Genesis 22:1-14
Ook tegenwoordig zijn er veel mensen op zoek naar een soort God, de betekenis van iets, of van iets dat na de dood zou kunnen komen, naar iets waar hun geliefden zijn gebleven. Er zal toch wel iets zijn. Er is immers meer tussen hemel en aarde dan het verstand verklaren kan. Ook Abraham was zo’n zoeker. Hij was met zijn vader uit Ur naar Charan getrokken maar was daar niet gebleven. Hij was doorgegaan naar Kanaän omdat hij droomde van een God, van een groot nageslacht te krijgen ook, die dat land zou bezitten. Hij had bij Mamre een verbond gesloten met de koningen van Kanaaän en dat had het hem mogelijk gemaakt zijn neef Lot te bevrijden uit een oorlog. Hij was gastvrij geweest voor vreemdelingen die uit de woestijn opdoken en dat had hem zijn zoon Isaak opgeleverd, zijn tweede na Ismael.

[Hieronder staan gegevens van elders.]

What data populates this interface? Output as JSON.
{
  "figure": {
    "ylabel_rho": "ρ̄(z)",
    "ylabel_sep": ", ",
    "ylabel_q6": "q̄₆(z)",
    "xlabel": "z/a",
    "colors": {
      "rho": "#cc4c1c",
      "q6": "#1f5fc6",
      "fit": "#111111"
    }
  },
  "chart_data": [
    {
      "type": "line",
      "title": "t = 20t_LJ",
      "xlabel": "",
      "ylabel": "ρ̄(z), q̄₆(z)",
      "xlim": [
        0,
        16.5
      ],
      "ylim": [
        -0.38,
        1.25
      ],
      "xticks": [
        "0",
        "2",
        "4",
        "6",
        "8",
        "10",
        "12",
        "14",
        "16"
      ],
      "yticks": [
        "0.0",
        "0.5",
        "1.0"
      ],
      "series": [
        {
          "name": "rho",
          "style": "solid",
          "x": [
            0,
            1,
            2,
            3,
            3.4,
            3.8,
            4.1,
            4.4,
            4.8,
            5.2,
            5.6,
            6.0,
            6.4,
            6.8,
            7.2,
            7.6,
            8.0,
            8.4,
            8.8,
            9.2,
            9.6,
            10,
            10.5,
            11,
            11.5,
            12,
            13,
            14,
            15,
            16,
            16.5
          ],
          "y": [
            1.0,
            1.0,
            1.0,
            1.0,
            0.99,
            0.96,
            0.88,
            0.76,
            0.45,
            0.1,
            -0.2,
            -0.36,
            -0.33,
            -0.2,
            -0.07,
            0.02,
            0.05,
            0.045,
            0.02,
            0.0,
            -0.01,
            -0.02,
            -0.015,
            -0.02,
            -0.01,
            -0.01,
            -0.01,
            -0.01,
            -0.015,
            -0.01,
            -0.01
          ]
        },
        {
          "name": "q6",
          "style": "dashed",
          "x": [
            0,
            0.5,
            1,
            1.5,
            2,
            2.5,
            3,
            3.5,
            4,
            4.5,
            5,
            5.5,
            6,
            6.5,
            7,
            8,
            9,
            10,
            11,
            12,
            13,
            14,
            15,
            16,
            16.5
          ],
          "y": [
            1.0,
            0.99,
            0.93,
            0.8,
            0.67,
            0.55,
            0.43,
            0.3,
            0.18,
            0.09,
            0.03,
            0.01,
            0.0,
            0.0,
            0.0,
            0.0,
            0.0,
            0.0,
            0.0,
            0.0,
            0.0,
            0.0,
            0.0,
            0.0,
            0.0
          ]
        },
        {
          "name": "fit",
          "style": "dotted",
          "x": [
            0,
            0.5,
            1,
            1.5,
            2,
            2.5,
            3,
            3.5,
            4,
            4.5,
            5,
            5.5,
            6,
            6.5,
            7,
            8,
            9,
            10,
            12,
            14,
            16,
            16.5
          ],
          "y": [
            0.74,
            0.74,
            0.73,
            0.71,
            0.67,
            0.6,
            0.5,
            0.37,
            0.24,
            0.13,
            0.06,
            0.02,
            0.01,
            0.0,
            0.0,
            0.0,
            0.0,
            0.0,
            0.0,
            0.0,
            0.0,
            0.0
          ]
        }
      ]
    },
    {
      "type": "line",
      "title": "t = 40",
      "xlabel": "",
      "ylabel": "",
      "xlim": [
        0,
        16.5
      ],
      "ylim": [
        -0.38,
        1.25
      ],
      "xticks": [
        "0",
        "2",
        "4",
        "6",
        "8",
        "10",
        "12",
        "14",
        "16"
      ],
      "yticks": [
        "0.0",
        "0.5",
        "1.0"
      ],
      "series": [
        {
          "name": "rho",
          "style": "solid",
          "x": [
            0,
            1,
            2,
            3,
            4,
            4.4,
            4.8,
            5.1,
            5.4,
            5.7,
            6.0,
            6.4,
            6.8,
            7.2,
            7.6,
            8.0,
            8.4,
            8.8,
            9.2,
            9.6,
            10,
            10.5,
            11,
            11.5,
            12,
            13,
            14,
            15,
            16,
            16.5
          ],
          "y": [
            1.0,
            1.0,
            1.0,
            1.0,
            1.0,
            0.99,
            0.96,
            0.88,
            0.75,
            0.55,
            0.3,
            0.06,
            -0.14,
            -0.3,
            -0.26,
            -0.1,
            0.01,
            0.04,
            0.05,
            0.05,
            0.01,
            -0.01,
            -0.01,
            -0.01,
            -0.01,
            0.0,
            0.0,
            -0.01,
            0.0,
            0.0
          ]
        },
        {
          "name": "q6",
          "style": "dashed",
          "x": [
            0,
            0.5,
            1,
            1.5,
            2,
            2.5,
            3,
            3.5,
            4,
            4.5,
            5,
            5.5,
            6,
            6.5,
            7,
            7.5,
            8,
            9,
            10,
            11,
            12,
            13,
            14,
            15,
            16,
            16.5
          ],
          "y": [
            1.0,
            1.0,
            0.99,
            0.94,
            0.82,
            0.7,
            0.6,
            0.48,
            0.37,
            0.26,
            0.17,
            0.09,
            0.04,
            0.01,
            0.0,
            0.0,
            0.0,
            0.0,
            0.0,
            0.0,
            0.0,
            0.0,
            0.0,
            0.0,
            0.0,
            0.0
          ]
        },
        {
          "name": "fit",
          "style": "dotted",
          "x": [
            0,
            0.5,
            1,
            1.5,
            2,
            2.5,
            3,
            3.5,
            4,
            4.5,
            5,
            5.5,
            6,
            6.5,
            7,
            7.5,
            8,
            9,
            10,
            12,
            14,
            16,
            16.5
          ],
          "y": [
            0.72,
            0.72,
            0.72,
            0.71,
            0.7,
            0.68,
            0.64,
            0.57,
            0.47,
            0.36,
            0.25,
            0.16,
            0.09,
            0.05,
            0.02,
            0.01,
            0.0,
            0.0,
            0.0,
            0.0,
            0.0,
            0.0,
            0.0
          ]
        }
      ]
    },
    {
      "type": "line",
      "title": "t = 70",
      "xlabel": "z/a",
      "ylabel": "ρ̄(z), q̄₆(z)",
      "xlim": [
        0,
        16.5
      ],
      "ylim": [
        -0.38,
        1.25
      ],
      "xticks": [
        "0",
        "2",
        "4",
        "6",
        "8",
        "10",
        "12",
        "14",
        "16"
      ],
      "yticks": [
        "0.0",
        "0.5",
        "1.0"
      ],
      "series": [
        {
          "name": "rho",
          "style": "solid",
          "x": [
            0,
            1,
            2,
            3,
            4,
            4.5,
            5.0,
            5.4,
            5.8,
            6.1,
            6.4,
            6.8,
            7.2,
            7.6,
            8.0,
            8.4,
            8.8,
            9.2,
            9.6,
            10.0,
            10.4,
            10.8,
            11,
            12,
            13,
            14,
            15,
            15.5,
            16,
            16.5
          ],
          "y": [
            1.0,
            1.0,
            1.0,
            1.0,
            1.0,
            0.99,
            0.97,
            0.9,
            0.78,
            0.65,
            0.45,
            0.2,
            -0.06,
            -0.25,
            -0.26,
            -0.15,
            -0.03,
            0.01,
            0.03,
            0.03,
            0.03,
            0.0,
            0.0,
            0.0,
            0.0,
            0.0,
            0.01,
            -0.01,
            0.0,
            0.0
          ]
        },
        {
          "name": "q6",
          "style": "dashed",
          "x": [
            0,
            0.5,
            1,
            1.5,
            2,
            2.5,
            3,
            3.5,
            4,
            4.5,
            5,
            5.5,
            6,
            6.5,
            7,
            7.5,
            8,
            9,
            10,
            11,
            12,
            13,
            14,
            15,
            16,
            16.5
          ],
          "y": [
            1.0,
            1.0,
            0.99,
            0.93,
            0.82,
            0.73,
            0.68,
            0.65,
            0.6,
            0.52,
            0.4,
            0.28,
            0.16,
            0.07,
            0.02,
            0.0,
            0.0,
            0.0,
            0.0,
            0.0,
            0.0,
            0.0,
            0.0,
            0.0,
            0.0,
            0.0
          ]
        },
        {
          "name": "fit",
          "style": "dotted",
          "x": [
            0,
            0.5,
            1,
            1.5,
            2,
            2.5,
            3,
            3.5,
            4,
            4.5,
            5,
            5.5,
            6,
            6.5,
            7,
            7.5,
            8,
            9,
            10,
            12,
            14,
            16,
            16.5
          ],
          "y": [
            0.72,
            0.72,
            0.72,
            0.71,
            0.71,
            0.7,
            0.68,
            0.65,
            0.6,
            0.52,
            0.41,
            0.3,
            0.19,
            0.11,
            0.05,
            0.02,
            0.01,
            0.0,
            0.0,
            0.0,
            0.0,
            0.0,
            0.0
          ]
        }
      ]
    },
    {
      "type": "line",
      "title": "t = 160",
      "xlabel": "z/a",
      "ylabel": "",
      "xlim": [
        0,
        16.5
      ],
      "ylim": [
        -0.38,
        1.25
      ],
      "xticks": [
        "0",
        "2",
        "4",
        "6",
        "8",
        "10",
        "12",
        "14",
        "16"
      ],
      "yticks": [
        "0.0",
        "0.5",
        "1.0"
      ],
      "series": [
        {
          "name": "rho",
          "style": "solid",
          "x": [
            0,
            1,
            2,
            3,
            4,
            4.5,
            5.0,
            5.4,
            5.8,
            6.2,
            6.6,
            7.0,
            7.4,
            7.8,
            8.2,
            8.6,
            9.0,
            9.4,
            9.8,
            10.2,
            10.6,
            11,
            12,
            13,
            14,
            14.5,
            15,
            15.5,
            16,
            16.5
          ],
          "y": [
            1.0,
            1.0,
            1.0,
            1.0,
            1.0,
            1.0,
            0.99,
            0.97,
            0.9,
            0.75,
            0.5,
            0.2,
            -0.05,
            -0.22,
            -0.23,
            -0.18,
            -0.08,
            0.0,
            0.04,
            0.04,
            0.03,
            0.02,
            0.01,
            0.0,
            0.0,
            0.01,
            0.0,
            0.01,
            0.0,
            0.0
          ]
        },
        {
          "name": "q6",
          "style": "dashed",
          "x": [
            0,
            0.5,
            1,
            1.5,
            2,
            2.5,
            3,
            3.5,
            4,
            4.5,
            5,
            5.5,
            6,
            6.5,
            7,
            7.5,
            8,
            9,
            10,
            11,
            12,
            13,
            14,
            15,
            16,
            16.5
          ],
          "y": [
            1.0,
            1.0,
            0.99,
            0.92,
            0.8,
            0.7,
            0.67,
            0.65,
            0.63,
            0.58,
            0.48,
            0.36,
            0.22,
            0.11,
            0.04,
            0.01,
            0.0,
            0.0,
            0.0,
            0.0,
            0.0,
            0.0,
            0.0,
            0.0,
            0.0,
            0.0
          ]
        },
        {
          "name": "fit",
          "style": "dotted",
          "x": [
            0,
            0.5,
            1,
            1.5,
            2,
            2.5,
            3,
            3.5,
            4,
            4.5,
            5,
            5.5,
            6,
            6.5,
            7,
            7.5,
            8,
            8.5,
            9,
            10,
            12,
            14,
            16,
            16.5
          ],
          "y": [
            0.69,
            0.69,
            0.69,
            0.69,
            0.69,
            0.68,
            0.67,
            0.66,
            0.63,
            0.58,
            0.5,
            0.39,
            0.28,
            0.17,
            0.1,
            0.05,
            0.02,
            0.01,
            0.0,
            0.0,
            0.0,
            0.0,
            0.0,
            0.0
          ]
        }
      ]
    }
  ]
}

Hij had een priester koning ontmoet en nu was er een koning geweest die van zijn troon was afgedaald om bij hem te komen en met wie hij een bondgenootschap had gesloten, een koning die een geschil over een waterput zelfs op vreedzame wijze had opgelost. Zou dan die koning een godsdienst hebben die op de dienst aan de God van Abraham zou lijken? Het verhaal van vandaag is niet gemakkelijk. Wij kennen geen mensenoffers, we moeten er niet aan denken zelfs. voor ons is het ondenkbaar dat de God van Abraham, Izaak en Jacob mensenoffers zou vragen. De God die Israel uit de slavernij bevrijdde. Maar Abraham kende de 10 geboden nog niet, Abraham was nog zoekende. Wij kennen het verhaal in vertaling en om te beginnen staan er twee namen voor God die in de vertaling wegvallen. De eerste stuurt Abraham op pad om zijn zoon te offeren. Naar de plaats die God, maar dan bij de tweede naam genoemd, heeft uitgekozen.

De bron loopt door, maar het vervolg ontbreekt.